Котвал вышел из здания храма и явно направился к воротам. Проталкиваясь через сгрудившихся зевак, она попыталась привлечь к себе его внимание. Как и
дастур Дхунджиша, он жил при храме и хорошо знал Мехру.
Дастур Котвал подошел к воротам с объявлением для собравшихся парси: «Все молитвы и церемонии, запланированные на сегодня, отменяются, кроме молитв об усопших». И ушел прежде, чем Мехру успела протиснуться ближе.
Теперь из толпы до нее стали доноситься тревожные слова: «…убит прошлой ночью… заколот в спину… полиция и уголовный розыск…». Мехру совсем пала духом. Неужели все это случилось в Бехрам роз, который она так старалась сделать идеальным? Почему жизнь так жестоко вывернула все наизнанку и она ничего не может изменить? Мехру решила остаться, пока не поговорит с кем-нибудь, кому известно, что именно произошло.
После ухода Мехру Рустом-джи допил чай и решил перед ванной немного подождать, чтобы еще раз дать шанс своему упрямому кишечнику.
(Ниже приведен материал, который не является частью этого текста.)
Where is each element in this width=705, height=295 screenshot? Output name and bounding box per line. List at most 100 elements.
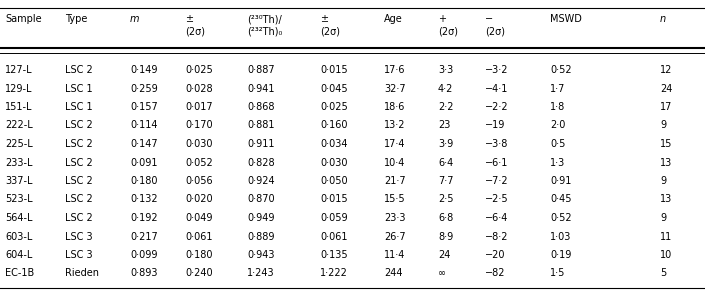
Text: −8·2: −8·2 (485, 232, 508, 242)
Text: 0·157: 0·157 (130, 102, 158, 112)
Text: 10·4: 10·4 (384, 158, 405, 168)
Text: 0·868: 0·868 (247, 102, 274, 112)
Text: 0·049: 0·049 (185, 213, 212, 223)
Text: LSC 2: LSC 2 (65, 213, 93, 223)
Text: 0·059: 0·059 (320, 213, 348, 223)
Text: 337-L: 337-L (5, 176, 32, 186)
Text: (²³²Th)₀: (²³²Th)₀ (247, 26, 283, 36)
Text: 1·3: 1·3 (550, 158, 565, 168)
Text: −20: −20 (485, 250, 505, 260)
Text: 0·19: 0·19 (550, 250, 571, 260)
Text: 4·2: 4·2 (438, 83, 453, 94)
Text: 0·192: 0·192 (130, 213, 158, 223)
Text: 0·259: 0·259 (130, 83, 158, 94)
Text: 0·015: 0·015 (320, 65, 348, 75)
Text: 0·028: 0·028 (185, 83, 213, 94)
Text: 11: 11 (660, 232, 673, 242)
Text: 0·881: 0·881 (247, 120, 274, 130)
Text: Rieden: Rieden (65, 268, 99, 278)
Text: 0·240: 0·240 (185, 268, 213, 278)
Text: 0·025: 0·025 (320, 102, 348, 112)
Text: 0·147: 0·147 (130, 139, 158, 149)
Text: 0·870: 0·870 (247, 194, 275, 204)
Text: −2·2: −2·2 (485, 102, 508, 112)
Text: 603-L: 603-L (5, 232, 32, 242)
Text: 0·5: 0·5 (550, 139, 565, 149)
Text: 17·6: 17·6 (384, 65, 405, 75)
Text: 0·160: 0·160 (320, 120, 348, 130)
Text: LSC 1: LSC 1 (65, 102, 92, 112)
Text: LSC 3: LSC 3 (65, 250, 92, 260)
Text: 8·9: 8·9 (438, 232, 453, 242)
Text: 10: 10 (660, 250, 673, 260)
Text: 15·5: 15·5 (384, 194, 405, 204)
Text: −: − (485, 14, 493, 24)
Text: m: m (130, 14, 140, 24)
Text: 2·2: 2·2 (438, 102, 453, 112)
Text: Age: Age (384, 14, 403, 24)
Text: 5: 5 (660, 268, 666, 278)
Text: 244: 244 (384, 268, 403, 278)
Text: 0·052: 0·052 (185, 158, 213, 168)
Text: Type: Type (65, 14, 87, 24)
Text: −3·2: −3·2 (485, 65, 508, 75)
Text: 0·050: 0·050 (320, 176, 348, 186)
Text: n: n (660, 14, 666, 24)
Text: 0·180: 0·180 (130, 176, 157, 186)
Text: −3·8: −3·8 (485, 139, 508, 149)
Text: 17·4: 17·4 (384, 139, 405, 149)
Text: 127-L: 127-L (5, 65, 32, 75)
Text: 0·091: 0·091 (130, 158, 157, 168)
Text: 6·4: 6·4 (438, 158, 453, 168)
Text: (2σ): (2σ) (438, 26, 458, 36)
Text: 0·217: 0·217 (130, 232, 158, 242)
Text: 0·056: 0·056 (185, 176, 213, 186)
Text: (2σ): (2σ) (320, 26, 340, 36)
Text: 15: 15 (660, 139, 673, 149)
Text: 2·0: 2·0 (550, 120, 565, 130)
Text: −19: −19 (485, 120, 505, 130)
Text: 0·045: 0·045 (320, 83, 348, 94)
Text: (2σ): (2σ) (485, 26, 505, 36)
Text: Sample: Sample (5, 14, 42, 24)
Text: 3·3: 3·3 (438, 65, 453, 75)
Text: 0·180: 0·180 (185, 250, 212, 260)
Text: LSC 2: LSC 2 (65, 139, 93, 149)
Text: 24: 24 (438, 250, 450, 260)
Text: ±: ± (320, 14, 328, 24)
Text: 0·893: 0·893 (130, 268, 157, 278)
Text: 222-L: 222-L (5, 120, 32, 130)
Text: 0·887: 0·887 (247, 65, 275, 75)
Text: 0·170: 0·170 (185, 120, 213, 130)
Text: −4·1: −4·1 (485, 83, 508, 94)
Text: 233-L: 233-L (5, 158, 32, 168)
Text: 0·025: 0·025 (185, 65, 213, 75)
Text: 564-L: 564-L (5, 213, 32, 223)
Text: 523-L: 523-L (5, 194, 32, 204)
Text: 13·2: 13·2 (384, 120, 405, 130)
Text: LSC 2: LSC 2 (65, 158, 93, 168)
Text: 32·7: 32·7 (384, 83, 405, 94)
Text: 9: 9 (660, 176, 666, 186)
Text: MSWD: MSWD (550, 14, 582, 24)
Text: 0·91: 0·91 (550, 176, 571, 186)
Text: 7·7: 7·7 (438, 176, 453, 186)
Text: EC-1B: EC-1B (5, 268, 35, 278)
Text: 0·132: 0·132 (130, 194, 158, 204)
Text: −2·5: −2·5 (485, 194, 508, 204)
Text: −6·1: −6·1 (485, 158, 508, 168)
Text: LSC 2: LSC 2 (65, 176, 93, 186)
Text: 604-L: 604-L (5, 250, 32, 260)
Text: (²³⁰Th)/: (²³⁰Th)/ (247, 14, 282, 24)
Text: 0·149: 0·149 (130, 65, 157, 75)
Text: (2σ): (2σ) (185, 26, 205, 36)
Text: ∞: ∞ (438, 268, 446, 278)
Text: −6·4: −6·4 (485, 213, 508, 223)
Text: 0·135: 0·135 (320, 250, 348, 260)
Text: 3·9: 3·9 (438, 139, 453, 149)
Text: 0·114: 0·114 (130, 120, 157, 130)
Text: LSC 1: LSC 1 (65, 83, 92, 94)
Text: 0·034: 0·034 (320, 139, 348, 149)
Text: 1·222: 1·222 (320, 268, 348, 278)
Text: 23: 23 (438, 120, 450, 130)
Но, когда за чтением «Таймс оф Индия» прошли очередные десять минут, он сдался. Готовясь принять ванну, он выгнул спину, выставил зад, приподнял одну ногу и стал тужиться. Ничего. Даже не пукнул ни разу. Затем он проверил свою дагли и брюки. Они были накрахмалены как надо – не слишком мягко и не слишком жестко. Погладил живот в надежде, что ему не придется идти в туалет в храме огня; там это заведение было ужасно: следы мочи вокруг унитаза, не смытые экскременты. При виде такой картины можно было подумать, что туалетом пользовались не парси, а необразованные, грязные, темные варвары.
Рустом-джи совершил омовение, пытаясь забыть отвратительную струю, полившую его сверху, когда он уселся под ней. Слава богу, с каждой кружкой горячей воды, набранной из ведра и вылитой на спину, выплеснутой на лицо и ручейками стекавшей по паху и бедрам, эта омерзительная струя превращалась в воспоминание, которое становилось все туманнее. Очищающая вода, уходя в канализационную трубу, уносила далеко-далеко все, что еще еле брезжило в памяти, и, когда он вытерся, уже ничего не осталось. Рустом-джи вновь был самим собой.
Теперь от него исходил «свежий и освежительный» аромат, как гласила реклама жизнеутерждающего «Спасительного мыла». «Спасительное мыло» и виски «Джонни Уокер» – это те единственные вещи, которые не подпадали под действие законов о потреблении предметов роскоши, дошедших до Рустом-джи через три поколения, и он наслаждался обоими. За прошедшие годы изменилось только одно: виски «Джонни Уокер», при англичанах имевшееся в свободном доступе, сейчас можно было раздобыть только на черном рынке, и в связи с этим Рустом-джи постоянно печалился по поводу ухода англичан.